CRACKS IN THE KINGDOM, Jaclyn Moriarty (sequel to A CORNER OF WHITE). Probably my favorite of the group, but very strange. The first book is sort of slow at the beginning, and then suddenly you realize you're hooked. And the second book keeps on in the same strange but captivating way. In this one, there's the Kingdom of Cello, where a well liked farm boy named Elliot Baranski lives, and there's the World, where Madeleine Tully lives in Cambridge, England. Both have missing fathers (his to terrorists, hers to alcoholism). They find a crack between the worlds accidentally and start exchanging letters. So there's a large epistolary element to it. But then (hm, how to not spoil book 1??) Elliot needs Madeleine's help to find some people lost in the World who belong in Cello. If you are tired of dystopia or just want to cleanse the palate for a few hundred pages, this is a good antidote--it's sort of the exact opposite, while still having some scifi elements.

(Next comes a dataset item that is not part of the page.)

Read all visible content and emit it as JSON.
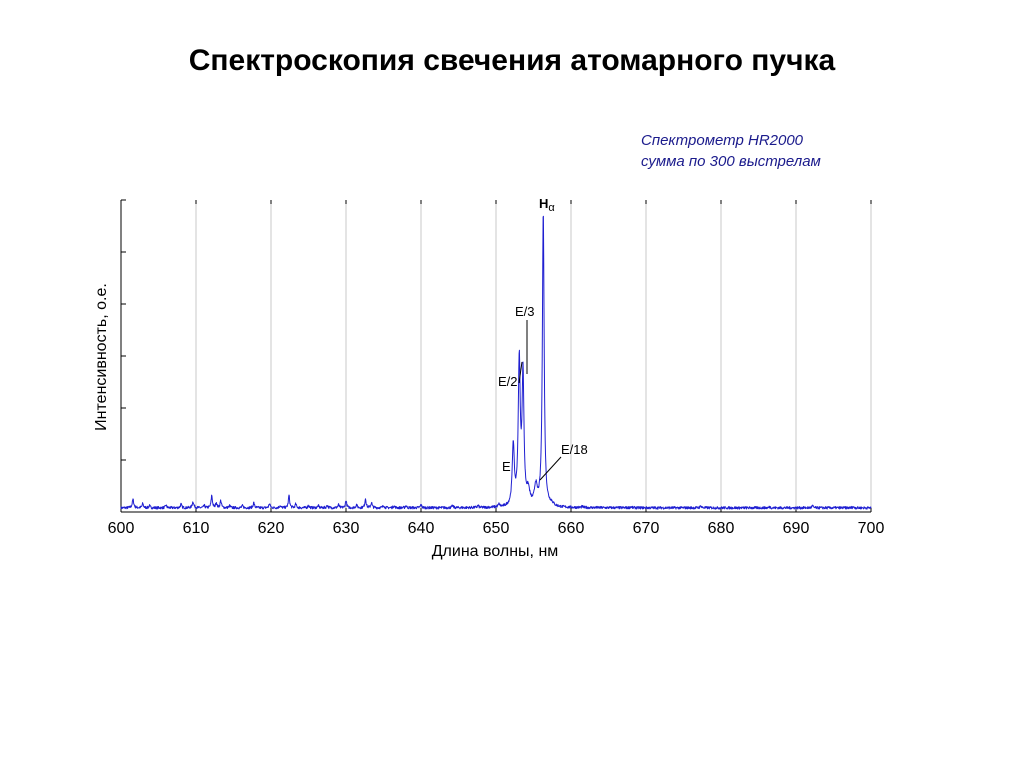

And then these two that aren't parallel world books, but are still scifi:
AVALON, Mindee Arnett. Bermuda triangles in space. Rogue scientists. Government conspiracies. And fast space ships. Fun.

TESLA'S ATTIC, Neal Shusterman and Eric Elfman. I have a low tolerance level for overly! quirky! middle grade! Love fantasy, but it's definitely possible to over-quirk your characters in any genre. So I really liked this one because it has just enough quirk and doesn't go overboard. Nick and his family move into their great aunt's house and the attic is full of junk--so they have a garage sale and get rid of it all. Only...it's not actually junk. It all DOES stuff--cool, strange stuff--and it turns out it was invented by Nikola Tesla himself. But bad guys--the Accelerati--are after it all, and Nick and his friends have to outwit them.